BAD URACH. Die Mitglieder der Bürgerinitiative »Pro Ermstalklinik« sorgen sich weiterhin um die Zukunft des Krankenhauses in Bad Urach. Sie befürchten eine Umstrukturierung des Hauses mit Ausbau der Geriatrie und Aufgabe der Grundversorgung. Argumente für den Erhalt der Klinik lieferte jetzt der Internist, Gastroenterologe, Diplom-Biochemiker und ehemaliger Chefarzt in Öhringen, Dr. Rainer Hoffmann, die er vor über 80 Zuhörern im Historischen Sitzungssaal des Rathauses in Urach darlegte.
Hofmann ist ein Verfechter kleiner Kliniken und sieht in der Schließung solcher Häuser und der damit verbundenen Konzentration auf große Krankenhäuser große Risiken. In Urach sprach der von einem »Abbau des Gesundheitssystems«. Zwischen 2000 und 2017 seien in der Bundesrepublik 13,4 Prozent der Krankenhäuser und 31 Prozent der Betten verschwunden, während sich gleichzeitig die Zahl der Patienten vergrößerte, sagte der Arzt. Die Folge sei eine enorme Arbeitsverdichtung für das Personal der jeweiligen Häuser.
Gerade im ländlichen Raum sei aber die Erreichbarkeit der Klinik im Notfall, aber auch für Besucher, die kein eigenes Auto haben, notwendig. Hofmann zählte eine ganze Reihe von Vorteilen ländlicher Krankenhäuser auf: zum Beispiel die Notfallversorgung mit funktionierendem Rettungsdienst. Er bezeichnete solche Krankenhäuser zudem als »Hausarzt-Schmieden«. Allgemeinmediziner ließen sich gerne in den Städten nieder, die sie als Assistenzärzte im Krankenhaus kennengelernt haben. Das heißt, dass sich nach der Schließung dieser Häuser, so der Fachmann weiter, der Ärztemangel auf dem Land verstärken wird. Zudem verliere eine Stadt auch an Attraktivität.
Ökonomisierung der Kliniken
Problematisch sei auch die Krankenhaus-Struktur-Prämie des Bundes. Demnach müsse jede Klinik ökonomisch arbeiten. Der Patient dürfe nur wenig kosten. Folglich gebe es aus Sicht der Klinik »lukrative« und »nicht lukrative« Patienten.
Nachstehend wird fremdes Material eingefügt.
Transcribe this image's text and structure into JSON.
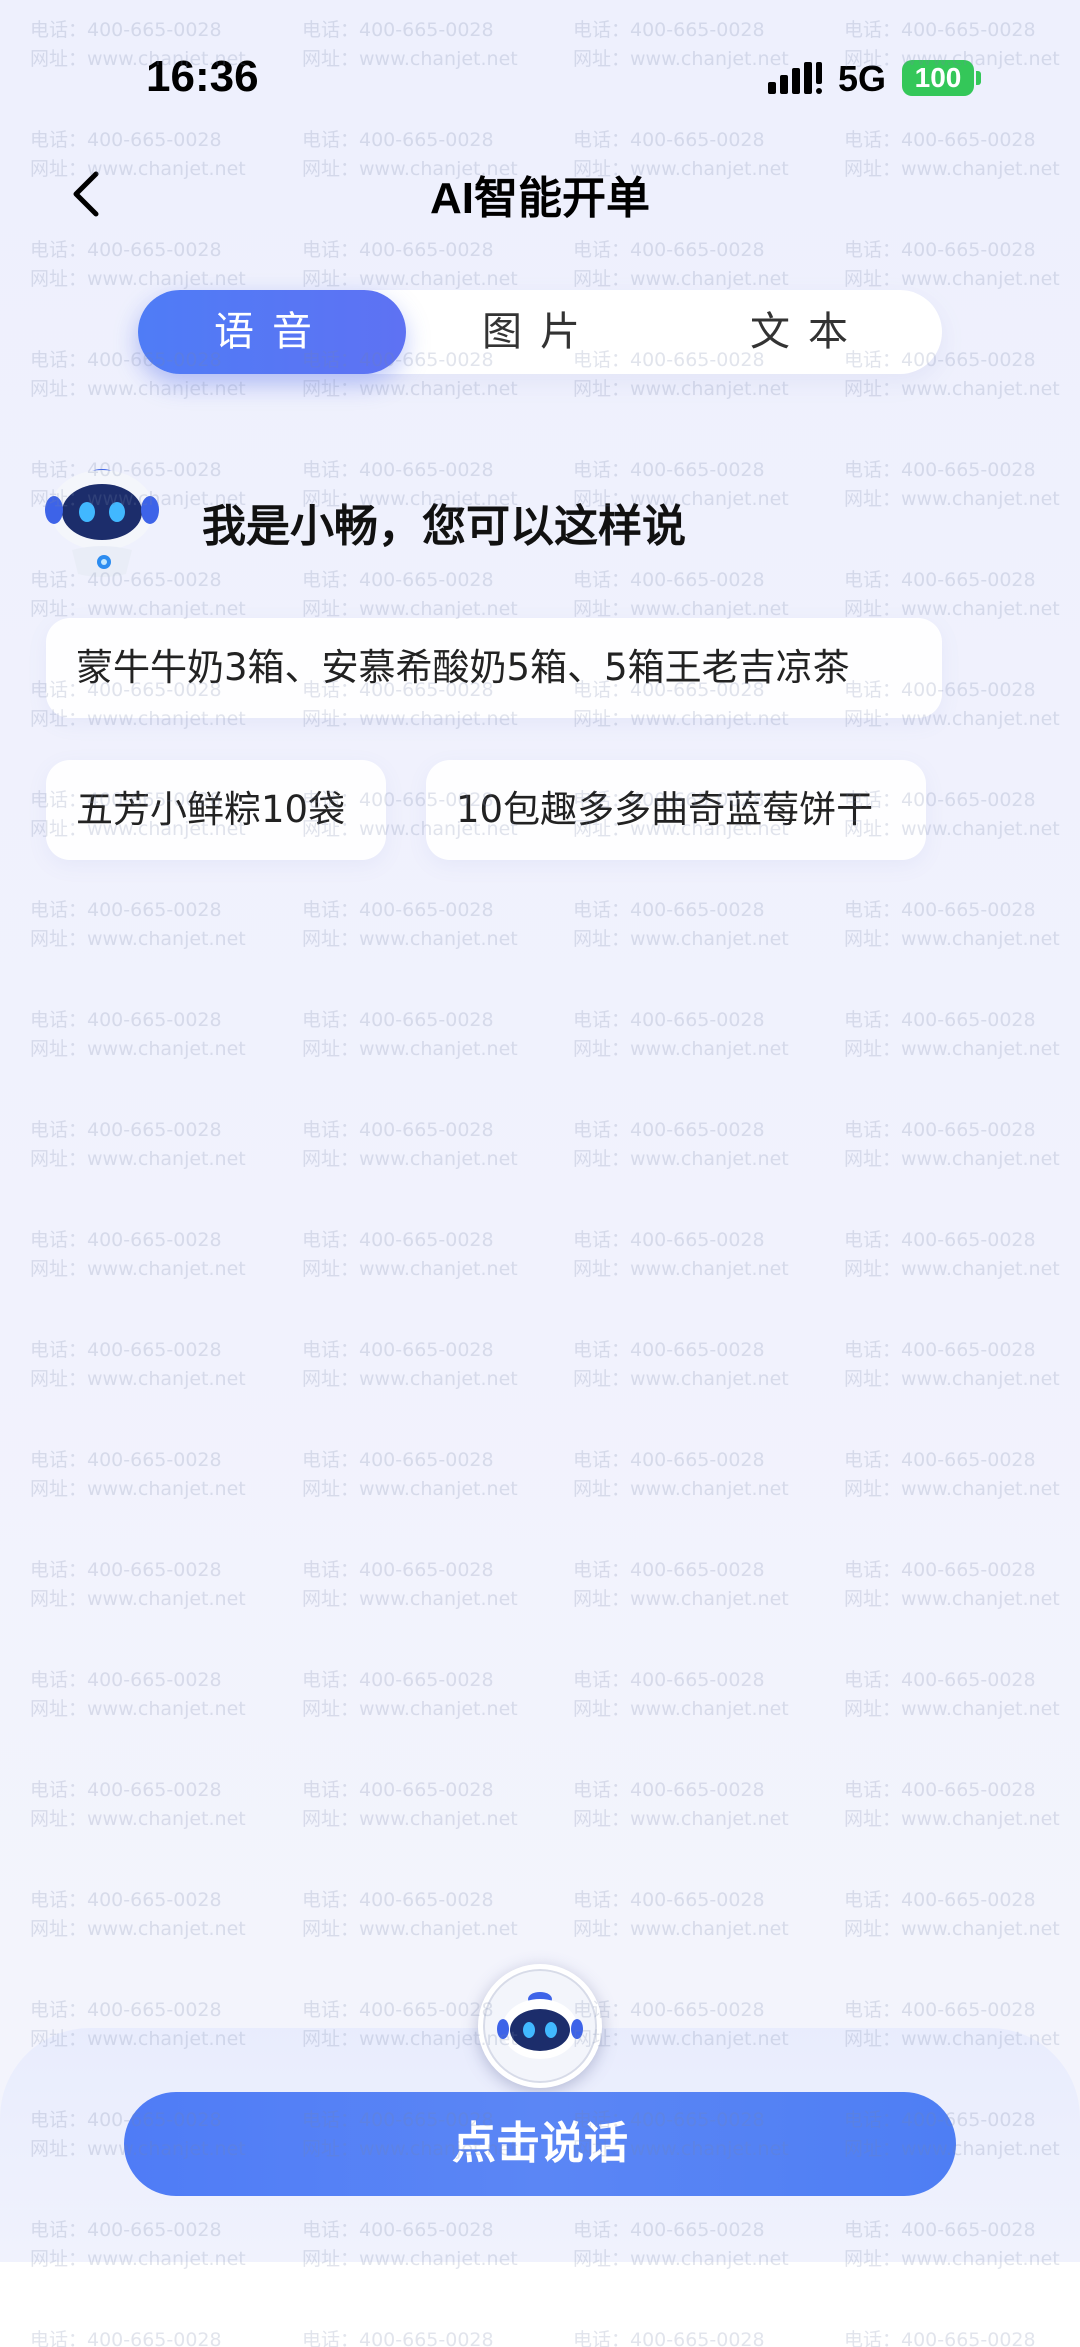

Dies führe zu Spezialisierung und Fließbandmedizin, erklärte Rainer Hoffmann weiter, wobei Großkliniken die Patienten übernähmen, die Geld bringen. »Sie wählen Patienten nach lukrativen Erkrankungen aus.« Werden dagegen die weniger rentablen Krankenhäuser abgebaut, so Hoffmann, blieben schwer kranke und multimorbide, also teure Patienten, auf der Strecke.
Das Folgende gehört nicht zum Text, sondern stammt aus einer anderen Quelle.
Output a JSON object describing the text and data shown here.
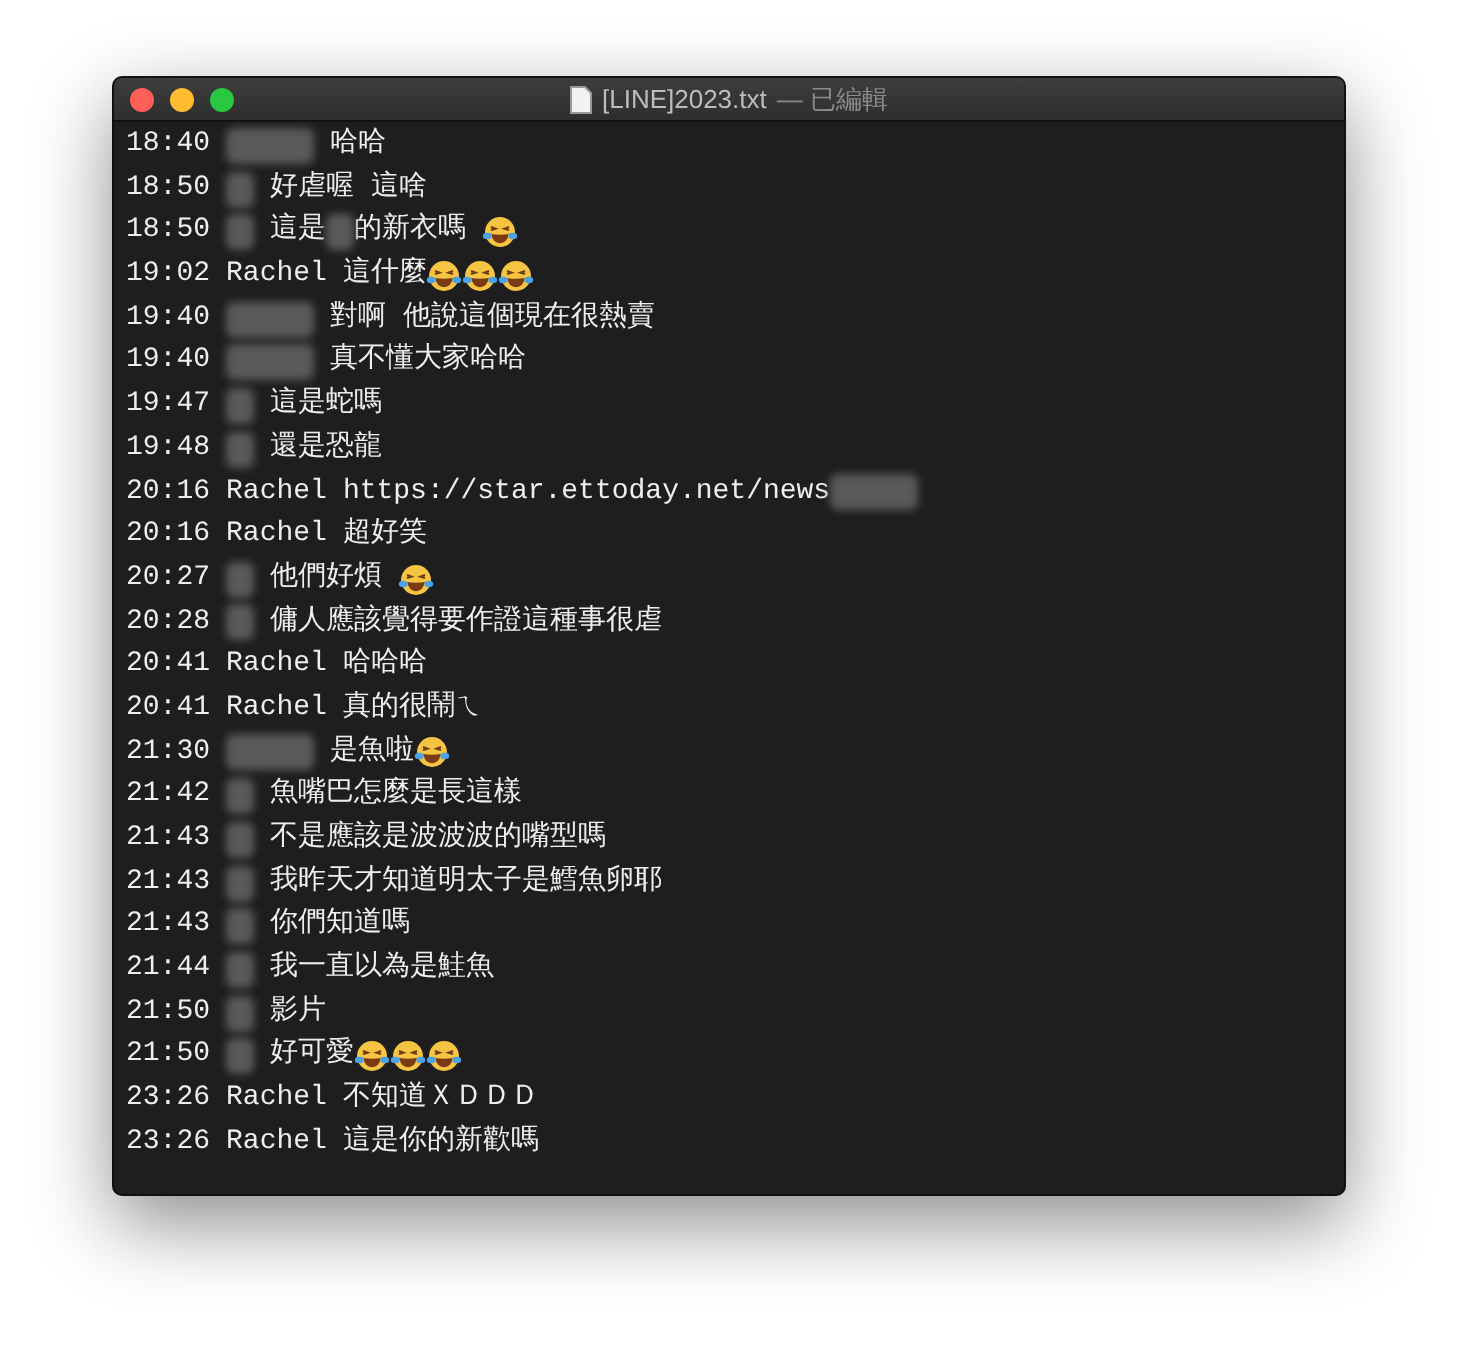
{
  "window": {
    "title": "[LINE]2023.txt",
    "status": "— 已編輯"
  },
  "lines": [
    {
      "time": "18:40",
      "sender": {
        "kind": "hiddenwide"
      },
      "message": [
        {
          "kind": "text",
          "text": "哈哈"
        }
      ]
    },
    {
      "time": "18:50",
      "sender": {
        "kind": "hiddennarrow"
      },
      "message": [
        {
          "kind": "text",
          "text": "好虐喔 這啥"
        }
      ]
    },
    {
      "time": "18:50",
      "sender": {
        "kind": "hiddennarrow"
      },
      "message": [
        {
          "kind": "text",
          "text": "這是"
        },
        {
          "kind": "hiddennarrow"
        },
        {
          "kind": "text",
          "text": "的新衣嗎 "
        },
        {
          "kind": "emoji"
        }
      ]
    },
    {
      "time": "19:02",
      "sender": {
        "kind": "name",
        "text": "Rachel"
      },
      "message": [
        {
          "kind": "text",
          "text": "這什麼"
        },
        {
          "kind": "emoji"
        },
        {
          "kind": "emoji"
        },
        {
          "kind": "emoji"
        }
      ]
    },
    {
      "time": "19:40",
      "sender": {
        "kind": "hiddenwide"
      },
      "message": [
        {
          "kind": "text",
          "text": "對啊 他說這個現在很熱賣"
        }
      ]
    },
    {
      "time": "19:40",
      "sender": {
        "kind": "hiddenwide"
      },
      "message": [
        {
          "kind": "text",
          "text": "真不懂大家哈哈"
        }
      ]
    },
    {
      "time": "19:47",
      "sender": {
        "kind": "hiddennarrow"
      },
      "message": [
        {
          "kind": "text",
          "text": "這是蛇嗎"
        }
      ]
    },
    {
      "time": "19:48",
      "sender": {
        "kind": "hiddennarrow"
      },
      "message": [
        {
          "kind": "text",
          "text": "還是恐龍"
        }
      ]
    },
    {
      "time": "20:16",
      "sender": {
        "kind": "name",
        "text": "Rachel"
      },
      "message": [
        {
          "kind": "text",
          "text": "https://star.ettoday.net/news"
        },
        {
          "kind": "hiddenwide"
        }
      ]
    },
    {
      "time": "20:16",
      "sender": {
        "kind": "name",
        "text": "Rachel"
      },
      "message": [
        {
          "kind": "text",
          "text": "超好笑"
        }
      ]
    },
    {
      "time": "20:27",
      "sender": {
        "kind": "hiddennarrow"
      },
      "message": [
        {
          "kind": "text",
          "text": "他們好煩 "
        },
        {
          "kind": "emoji"
        }
      ]
    },
    {
      "time": "20:28",
      "sender": {
        "kind": "hiddennarrow"
      },
      "message": [
        {
          "kind": "text",
          "text": "傭人應該覺得要作證這種事很虐"
        }
      ]
    },
    {
      "time": "20:41",
      "sender": {
        "kind": "name",
        "text": "Rachel"
      },
      "message": [
        {
          "kind": "text",
          "text": "哈哈哈"
        }
      ]
    },
    {
      "time": "20:41",
      "sender": {
        "kind": "name",
        "text": "Rachel"
      },
      "message": [
        {
          "kind": "text",
          "text": "真的很鬧ㄟ"
        }
      ]
    },
    {
      "time": "21:30",
      "sender": {
        "kind": "hiddenwide"
      },
      "message": [
        {
          "kind": "text",
          "text": "是魚啦"
        },
        {
          "kind": "emoji"
        }
      ]
    },
    {
      "time": "21:42",
      "sender": {
        "kind": "hiddennarrow"
      },
      "message": [
        {
          "kind": "text",
          "text": "魚嘴巴怎麼是長這樣"
        }
      ]
    },
    {
      "time": "21:43",
      "sender": {
        "kind": "hiddennarrow"
      },
      "message": [
        {
          "kind": "text",
          "text": "不是應該是波波波的嘴型嗎"
        }
      ]
    },
    {
      "time": "21:43",
      "sender": {
        "kind": "hiddennarrow"
      },
      "message": [
        {
          "kind": "text",
          "text": "我昨天才知道明太子是鱈魚卵耶"
        }
      ]
    },
    {
      "time": "21:43",
      "sender": {
        "kind": "hiddennarrow"
      },
      "message": [
        {
          "kind": "text",
          "text": "你們知道嗎"
        }
      ]
    },
    {
      "time": "21:44",
      "sender": {
        "kind": "hiddennarrow"
      },
      "message": [
        {
          "kind": "text",
          "text": "我一直以為是鮭魚"
        }
      ]
    },
    {
      "time": "21:50",
      "sender": {
        "kind": "hiddennarrow"
      },
      "message": [
        {
          "kind": "text",
          "text": "影片"
        }
      ]
    },
    {
      "time": "21:50",
      "sender": {
        "kind": "hiddennarrow"
      },
      "message": [
        {
          "kind": "text",
          "text": "好可愛"
        },
        {
          "kind": "emoji"
        },
        {
          "kind": "emoji"
        },
        {
          "kind": "emoji"
        }
      ]
    },
    {
      "time": "23:26",
      "sender": {
        "kind": "name",
        "text": "Rachel"
      },
      "message": [
        {
          "kind": "text",
          "text": "不知道ＸＤＤＤ"
        }
      ]
    },
    {
      "time": "23:26",
      "sender": {
        "kind": "name",
        "text": "Rachel"
      },
      "message": [
        {
          "kind": "text",
          "text": "這是你的新歡嗎"
        }
      ]
    }
  ]
}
Alte, Kranke und Mitarbeiter seien die Leidtragenden, eine Region blute aus. Hoffmanns Fazit: Mit der Konzentration auf wenige große Kliniken nehme zwar die Qualität in wenigen Bereich zu, gesamt betrachtet aber ab. Benjamin Stein von der Gewerkschaft Verdi erklärte im Anschluss, dass das Problem der Ökonomisierung der Krankenhäuser von der Politik geschaffen worden sei.
Uthe Scheckel wies im Namen der Bürgerinitiative »Ermstalklinik« noch auf die nächsten Aktionen hin: Ende November ist ein Gespräch mit Landrat Thomas Reumann geplant, im Januar mit den niedergelassenen Ärzten in Bad Urach. (eg)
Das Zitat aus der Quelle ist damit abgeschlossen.